One by one pin on the Facings to the Main Front Bodice pieces and one by one stitch the Facings on the Necklines and under stitch and press (you may need to snip a little after stitching at the corners before under stitching. If you are only sewing the Necklines they will look very similar to each other, but all will change now. Pin the Shoulders and Armholes of the main bodice pieces and joined Facings until you have done this for all 4 Fronts. Now you will see the shaping happening.
You can now pin the Fronts one at a time onto the Body Form to see the results.
Even though we have the same Main Bodice Front by attaching the different shaped facings with the same Neckline length you can see that you can change the shape of the Neckline as it is pulled into shape by the Facing.
Here is the Default or Baseline Bodice with no Facing attached, you can see the excess fabric at the Neckline where all of the Darts were transferred to.
Here the Round Facing is used. You can see in comparison how the excess fabric in the Neckline is turned inwards into a gentle curve by the Round Facing.
Here is the Square Facing, you can see how the shape of the Neckline is now more geometric although it is still soft (the line on the fabric is from another project as I used scraps for this so please ignore the line it does not mean anything).
The V Shaped Neckline changes the shape as expected in a soft V shape.
If we look down on the Neckline you can see that the is held in place next to the skin by the Facing so the fabric is not falling away from the body in the Neckline, that is the same for all of the samples here.
Lastly let’s look at the Asymmetrical Neckline which is a really good option for square body shapes like mine to break up the body a little.
Without draping and just pattern drafting and changing facings you can change the shape of a simple neckline.

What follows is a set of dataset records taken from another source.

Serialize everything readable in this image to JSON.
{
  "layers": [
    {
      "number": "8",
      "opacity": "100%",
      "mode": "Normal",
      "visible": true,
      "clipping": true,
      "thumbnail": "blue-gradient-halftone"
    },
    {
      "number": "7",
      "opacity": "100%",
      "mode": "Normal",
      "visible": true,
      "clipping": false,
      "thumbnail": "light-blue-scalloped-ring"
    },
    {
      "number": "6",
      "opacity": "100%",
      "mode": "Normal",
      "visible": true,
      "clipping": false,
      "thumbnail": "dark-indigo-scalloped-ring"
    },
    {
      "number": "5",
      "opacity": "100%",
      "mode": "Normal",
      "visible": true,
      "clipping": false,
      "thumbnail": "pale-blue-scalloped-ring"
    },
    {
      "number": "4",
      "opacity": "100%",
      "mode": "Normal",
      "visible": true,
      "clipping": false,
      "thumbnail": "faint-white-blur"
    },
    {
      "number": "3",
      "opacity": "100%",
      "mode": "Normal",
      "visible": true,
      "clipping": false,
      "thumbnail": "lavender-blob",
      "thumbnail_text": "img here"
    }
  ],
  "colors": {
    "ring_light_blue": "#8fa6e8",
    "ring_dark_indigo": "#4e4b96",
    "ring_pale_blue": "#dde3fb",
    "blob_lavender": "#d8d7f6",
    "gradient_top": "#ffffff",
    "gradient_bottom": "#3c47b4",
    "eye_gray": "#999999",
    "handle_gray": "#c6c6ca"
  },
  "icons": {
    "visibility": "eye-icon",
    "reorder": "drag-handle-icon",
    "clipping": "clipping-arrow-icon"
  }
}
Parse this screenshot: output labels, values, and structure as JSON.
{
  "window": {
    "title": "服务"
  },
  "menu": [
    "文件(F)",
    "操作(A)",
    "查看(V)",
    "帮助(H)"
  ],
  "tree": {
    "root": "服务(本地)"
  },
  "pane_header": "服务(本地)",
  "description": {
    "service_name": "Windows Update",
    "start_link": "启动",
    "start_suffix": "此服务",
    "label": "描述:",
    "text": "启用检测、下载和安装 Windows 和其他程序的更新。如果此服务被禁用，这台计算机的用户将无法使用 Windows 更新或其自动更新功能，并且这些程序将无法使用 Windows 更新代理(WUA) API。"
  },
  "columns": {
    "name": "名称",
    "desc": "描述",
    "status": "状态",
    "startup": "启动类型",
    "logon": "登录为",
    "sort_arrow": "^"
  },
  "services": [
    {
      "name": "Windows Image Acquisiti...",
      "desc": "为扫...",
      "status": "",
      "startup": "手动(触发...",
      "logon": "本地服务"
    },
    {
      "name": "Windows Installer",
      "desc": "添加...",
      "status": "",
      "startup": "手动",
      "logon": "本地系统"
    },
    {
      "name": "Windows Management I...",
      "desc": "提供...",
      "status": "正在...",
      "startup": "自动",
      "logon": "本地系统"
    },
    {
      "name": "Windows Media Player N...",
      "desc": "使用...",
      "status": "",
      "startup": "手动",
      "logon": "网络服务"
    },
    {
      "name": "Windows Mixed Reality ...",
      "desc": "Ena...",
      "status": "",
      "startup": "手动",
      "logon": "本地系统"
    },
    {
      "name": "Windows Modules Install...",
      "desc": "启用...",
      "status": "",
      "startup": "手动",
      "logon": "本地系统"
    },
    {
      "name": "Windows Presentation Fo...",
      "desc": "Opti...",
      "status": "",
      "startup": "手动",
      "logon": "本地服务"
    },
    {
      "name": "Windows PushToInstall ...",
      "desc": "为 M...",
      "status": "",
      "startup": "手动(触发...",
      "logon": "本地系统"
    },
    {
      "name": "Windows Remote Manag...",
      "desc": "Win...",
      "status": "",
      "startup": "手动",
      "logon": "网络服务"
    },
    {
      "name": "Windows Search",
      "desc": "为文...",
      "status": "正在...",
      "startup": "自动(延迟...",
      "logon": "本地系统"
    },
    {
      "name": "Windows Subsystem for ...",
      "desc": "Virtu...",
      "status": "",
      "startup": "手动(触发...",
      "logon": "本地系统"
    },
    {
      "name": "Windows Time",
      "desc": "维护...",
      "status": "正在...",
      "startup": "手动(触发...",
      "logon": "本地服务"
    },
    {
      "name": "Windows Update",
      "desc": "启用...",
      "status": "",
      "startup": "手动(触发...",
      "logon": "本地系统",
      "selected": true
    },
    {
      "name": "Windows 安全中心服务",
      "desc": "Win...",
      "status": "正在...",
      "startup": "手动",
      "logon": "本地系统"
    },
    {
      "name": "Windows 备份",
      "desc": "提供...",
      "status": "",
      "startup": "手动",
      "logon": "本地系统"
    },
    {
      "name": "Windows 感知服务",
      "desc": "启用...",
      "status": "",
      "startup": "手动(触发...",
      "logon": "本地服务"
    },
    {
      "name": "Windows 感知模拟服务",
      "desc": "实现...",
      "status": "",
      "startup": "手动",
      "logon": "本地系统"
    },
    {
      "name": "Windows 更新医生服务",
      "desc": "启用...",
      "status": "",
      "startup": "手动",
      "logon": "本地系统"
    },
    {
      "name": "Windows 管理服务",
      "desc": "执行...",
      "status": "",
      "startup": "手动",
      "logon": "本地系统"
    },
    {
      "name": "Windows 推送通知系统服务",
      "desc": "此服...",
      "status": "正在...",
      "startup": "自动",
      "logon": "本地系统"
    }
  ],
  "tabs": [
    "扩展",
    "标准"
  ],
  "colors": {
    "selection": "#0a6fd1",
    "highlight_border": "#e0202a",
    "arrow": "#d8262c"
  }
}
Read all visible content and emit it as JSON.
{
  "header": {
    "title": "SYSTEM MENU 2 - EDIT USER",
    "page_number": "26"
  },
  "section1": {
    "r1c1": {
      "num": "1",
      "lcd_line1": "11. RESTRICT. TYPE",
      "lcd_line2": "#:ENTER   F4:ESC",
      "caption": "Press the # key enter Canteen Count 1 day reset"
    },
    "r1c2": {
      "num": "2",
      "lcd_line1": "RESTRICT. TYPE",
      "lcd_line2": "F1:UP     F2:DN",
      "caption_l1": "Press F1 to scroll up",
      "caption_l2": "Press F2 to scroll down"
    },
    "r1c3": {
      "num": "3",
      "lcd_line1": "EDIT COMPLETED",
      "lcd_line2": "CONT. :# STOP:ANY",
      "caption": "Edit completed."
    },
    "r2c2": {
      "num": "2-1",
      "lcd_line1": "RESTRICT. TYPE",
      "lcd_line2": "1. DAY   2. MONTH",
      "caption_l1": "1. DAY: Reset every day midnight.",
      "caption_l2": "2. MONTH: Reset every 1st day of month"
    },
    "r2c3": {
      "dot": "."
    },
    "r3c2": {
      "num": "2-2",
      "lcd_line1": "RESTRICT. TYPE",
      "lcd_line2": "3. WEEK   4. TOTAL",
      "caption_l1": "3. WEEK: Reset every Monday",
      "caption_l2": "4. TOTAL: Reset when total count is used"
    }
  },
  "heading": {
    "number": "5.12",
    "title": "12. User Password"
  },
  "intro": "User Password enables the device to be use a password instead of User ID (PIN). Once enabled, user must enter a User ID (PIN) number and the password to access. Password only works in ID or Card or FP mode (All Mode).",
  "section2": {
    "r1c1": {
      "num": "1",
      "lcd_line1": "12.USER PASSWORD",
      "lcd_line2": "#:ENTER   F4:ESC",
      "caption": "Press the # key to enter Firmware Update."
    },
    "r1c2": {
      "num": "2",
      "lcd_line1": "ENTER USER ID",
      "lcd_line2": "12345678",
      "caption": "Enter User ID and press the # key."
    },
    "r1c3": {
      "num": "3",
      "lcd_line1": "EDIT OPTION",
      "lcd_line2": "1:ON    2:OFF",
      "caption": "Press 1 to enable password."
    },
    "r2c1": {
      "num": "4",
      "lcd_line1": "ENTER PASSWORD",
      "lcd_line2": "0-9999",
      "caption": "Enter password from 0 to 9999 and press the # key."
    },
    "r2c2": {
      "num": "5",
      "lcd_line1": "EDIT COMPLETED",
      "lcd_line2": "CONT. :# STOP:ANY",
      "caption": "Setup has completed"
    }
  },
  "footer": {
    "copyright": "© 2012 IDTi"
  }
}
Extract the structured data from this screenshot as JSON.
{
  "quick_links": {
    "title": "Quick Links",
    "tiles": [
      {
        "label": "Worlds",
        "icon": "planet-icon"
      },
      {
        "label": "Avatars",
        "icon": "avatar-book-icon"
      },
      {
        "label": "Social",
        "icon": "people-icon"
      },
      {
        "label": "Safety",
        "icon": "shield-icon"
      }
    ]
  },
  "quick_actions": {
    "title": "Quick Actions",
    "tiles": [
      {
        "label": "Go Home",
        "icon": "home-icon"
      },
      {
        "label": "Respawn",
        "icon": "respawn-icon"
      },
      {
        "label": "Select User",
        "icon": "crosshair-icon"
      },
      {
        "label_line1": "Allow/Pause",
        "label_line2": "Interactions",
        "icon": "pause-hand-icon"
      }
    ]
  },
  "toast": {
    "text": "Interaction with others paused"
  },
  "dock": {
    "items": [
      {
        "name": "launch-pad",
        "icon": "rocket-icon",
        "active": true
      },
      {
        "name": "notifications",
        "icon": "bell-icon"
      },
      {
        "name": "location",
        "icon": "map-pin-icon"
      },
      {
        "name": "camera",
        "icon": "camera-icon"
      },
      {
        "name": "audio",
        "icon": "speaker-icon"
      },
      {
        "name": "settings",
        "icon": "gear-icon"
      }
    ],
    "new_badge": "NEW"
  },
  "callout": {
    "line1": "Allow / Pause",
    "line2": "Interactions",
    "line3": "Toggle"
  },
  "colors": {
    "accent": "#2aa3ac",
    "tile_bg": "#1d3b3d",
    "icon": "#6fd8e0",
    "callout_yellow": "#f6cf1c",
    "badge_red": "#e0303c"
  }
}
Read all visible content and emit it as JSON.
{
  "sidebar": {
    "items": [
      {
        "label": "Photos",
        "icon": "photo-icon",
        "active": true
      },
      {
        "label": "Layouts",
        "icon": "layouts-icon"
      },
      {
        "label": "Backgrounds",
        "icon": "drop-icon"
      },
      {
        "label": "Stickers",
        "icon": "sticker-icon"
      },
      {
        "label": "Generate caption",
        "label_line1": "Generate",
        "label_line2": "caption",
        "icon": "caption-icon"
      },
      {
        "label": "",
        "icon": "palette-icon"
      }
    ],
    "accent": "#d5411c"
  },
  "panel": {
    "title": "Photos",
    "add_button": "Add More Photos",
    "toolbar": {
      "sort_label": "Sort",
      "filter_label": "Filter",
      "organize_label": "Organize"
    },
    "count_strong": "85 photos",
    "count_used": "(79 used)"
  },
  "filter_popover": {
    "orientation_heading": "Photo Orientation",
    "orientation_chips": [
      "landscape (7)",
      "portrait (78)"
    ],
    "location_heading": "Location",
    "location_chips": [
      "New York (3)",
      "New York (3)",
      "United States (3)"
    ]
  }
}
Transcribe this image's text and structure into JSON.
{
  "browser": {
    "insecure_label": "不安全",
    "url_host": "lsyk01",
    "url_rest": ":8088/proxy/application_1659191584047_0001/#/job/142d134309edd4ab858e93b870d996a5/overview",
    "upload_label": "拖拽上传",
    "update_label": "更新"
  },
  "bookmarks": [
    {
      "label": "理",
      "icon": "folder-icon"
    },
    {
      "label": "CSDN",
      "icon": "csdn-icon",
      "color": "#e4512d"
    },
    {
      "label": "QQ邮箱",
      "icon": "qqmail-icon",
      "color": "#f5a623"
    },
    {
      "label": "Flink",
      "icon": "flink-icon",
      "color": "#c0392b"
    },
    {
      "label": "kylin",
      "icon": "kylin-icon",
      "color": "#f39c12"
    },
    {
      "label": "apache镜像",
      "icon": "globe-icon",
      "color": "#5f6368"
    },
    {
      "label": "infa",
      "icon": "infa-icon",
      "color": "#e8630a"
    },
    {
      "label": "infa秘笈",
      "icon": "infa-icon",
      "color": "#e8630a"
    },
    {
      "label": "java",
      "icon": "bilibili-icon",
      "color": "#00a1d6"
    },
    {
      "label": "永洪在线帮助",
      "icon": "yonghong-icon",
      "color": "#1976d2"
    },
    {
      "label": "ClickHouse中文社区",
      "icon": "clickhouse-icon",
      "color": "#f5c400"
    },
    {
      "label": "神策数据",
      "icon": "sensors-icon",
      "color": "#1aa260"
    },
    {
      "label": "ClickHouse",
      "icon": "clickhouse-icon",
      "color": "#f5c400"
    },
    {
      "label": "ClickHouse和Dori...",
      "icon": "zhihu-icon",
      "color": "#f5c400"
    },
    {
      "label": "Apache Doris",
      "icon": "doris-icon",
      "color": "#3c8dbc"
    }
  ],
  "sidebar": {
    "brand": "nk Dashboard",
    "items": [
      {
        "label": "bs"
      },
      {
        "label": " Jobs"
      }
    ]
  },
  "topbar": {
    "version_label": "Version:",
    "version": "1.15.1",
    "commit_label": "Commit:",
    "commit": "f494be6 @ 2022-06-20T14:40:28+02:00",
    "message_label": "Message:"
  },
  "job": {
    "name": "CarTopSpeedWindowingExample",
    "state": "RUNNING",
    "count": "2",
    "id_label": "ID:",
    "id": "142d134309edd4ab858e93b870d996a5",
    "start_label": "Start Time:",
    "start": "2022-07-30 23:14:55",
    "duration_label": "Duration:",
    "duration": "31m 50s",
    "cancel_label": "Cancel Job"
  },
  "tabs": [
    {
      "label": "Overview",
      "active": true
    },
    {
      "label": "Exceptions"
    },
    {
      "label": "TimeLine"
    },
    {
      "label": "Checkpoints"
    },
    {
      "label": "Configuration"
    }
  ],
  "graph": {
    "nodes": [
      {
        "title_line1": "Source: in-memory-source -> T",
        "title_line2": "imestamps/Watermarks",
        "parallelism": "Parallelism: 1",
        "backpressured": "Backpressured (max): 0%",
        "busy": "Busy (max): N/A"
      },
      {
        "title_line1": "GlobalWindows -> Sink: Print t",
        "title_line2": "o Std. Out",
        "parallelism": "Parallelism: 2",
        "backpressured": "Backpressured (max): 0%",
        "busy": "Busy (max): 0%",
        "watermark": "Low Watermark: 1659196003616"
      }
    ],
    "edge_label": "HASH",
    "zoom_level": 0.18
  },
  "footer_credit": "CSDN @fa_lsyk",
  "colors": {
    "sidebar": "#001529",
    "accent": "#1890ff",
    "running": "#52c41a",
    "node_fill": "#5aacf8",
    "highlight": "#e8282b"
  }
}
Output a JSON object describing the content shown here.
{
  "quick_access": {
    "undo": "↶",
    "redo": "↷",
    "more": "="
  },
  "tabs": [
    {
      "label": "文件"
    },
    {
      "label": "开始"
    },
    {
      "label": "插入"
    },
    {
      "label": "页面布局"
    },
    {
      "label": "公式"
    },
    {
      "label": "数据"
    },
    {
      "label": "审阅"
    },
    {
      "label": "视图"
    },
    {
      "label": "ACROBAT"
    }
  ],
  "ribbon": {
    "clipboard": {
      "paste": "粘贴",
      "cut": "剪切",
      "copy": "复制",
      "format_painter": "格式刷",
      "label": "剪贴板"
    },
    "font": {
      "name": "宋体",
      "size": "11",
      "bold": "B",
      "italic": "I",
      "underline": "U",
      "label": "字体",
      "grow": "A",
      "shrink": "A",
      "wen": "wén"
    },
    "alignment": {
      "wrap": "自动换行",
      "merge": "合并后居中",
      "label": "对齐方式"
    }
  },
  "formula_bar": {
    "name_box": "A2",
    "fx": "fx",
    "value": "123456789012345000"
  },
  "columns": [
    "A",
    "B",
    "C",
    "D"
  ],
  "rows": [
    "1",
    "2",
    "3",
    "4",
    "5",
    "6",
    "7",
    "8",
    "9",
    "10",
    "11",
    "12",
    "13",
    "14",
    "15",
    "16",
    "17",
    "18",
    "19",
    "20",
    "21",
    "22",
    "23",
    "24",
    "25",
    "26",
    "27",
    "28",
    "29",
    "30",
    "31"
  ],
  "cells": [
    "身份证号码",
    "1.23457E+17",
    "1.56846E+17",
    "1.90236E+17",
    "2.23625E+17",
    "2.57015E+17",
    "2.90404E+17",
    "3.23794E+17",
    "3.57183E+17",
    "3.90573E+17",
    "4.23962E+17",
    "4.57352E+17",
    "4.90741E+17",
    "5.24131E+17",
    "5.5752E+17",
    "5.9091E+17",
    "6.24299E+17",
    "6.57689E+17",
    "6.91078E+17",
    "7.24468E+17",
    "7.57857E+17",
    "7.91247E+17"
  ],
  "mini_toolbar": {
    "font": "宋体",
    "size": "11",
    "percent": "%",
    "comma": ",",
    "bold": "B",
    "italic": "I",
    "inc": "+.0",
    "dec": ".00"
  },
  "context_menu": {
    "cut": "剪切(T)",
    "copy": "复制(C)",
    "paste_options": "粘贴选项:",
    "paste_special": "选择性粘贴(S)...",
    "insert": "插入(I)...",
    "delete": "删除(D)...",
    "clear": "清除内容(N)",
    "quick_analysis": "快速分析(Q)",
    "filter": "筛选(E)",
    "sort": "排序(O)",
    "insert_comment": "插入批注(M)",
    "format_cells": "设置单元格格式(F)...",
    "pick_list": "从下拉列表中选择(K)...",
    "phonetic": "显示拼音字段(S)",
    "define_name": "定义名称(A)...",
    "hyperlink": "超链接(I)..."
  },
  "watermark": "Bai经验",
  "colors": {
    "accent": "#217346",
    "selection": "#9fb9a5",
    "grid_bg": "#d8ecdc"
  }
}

This is a fabulous way to add to your Flexible Pattern sets, it’s quick and easy to draft a different Facing. Here you have five different looks for a top or a dress by drafting one bodice and 4 Facings. These are the basic neckline shapes of course there are other necklines you could try this out with, Diamond, Portrait, Scallop, U Neckline. This one is a definite pattern to add to your capsule wardrobe pack!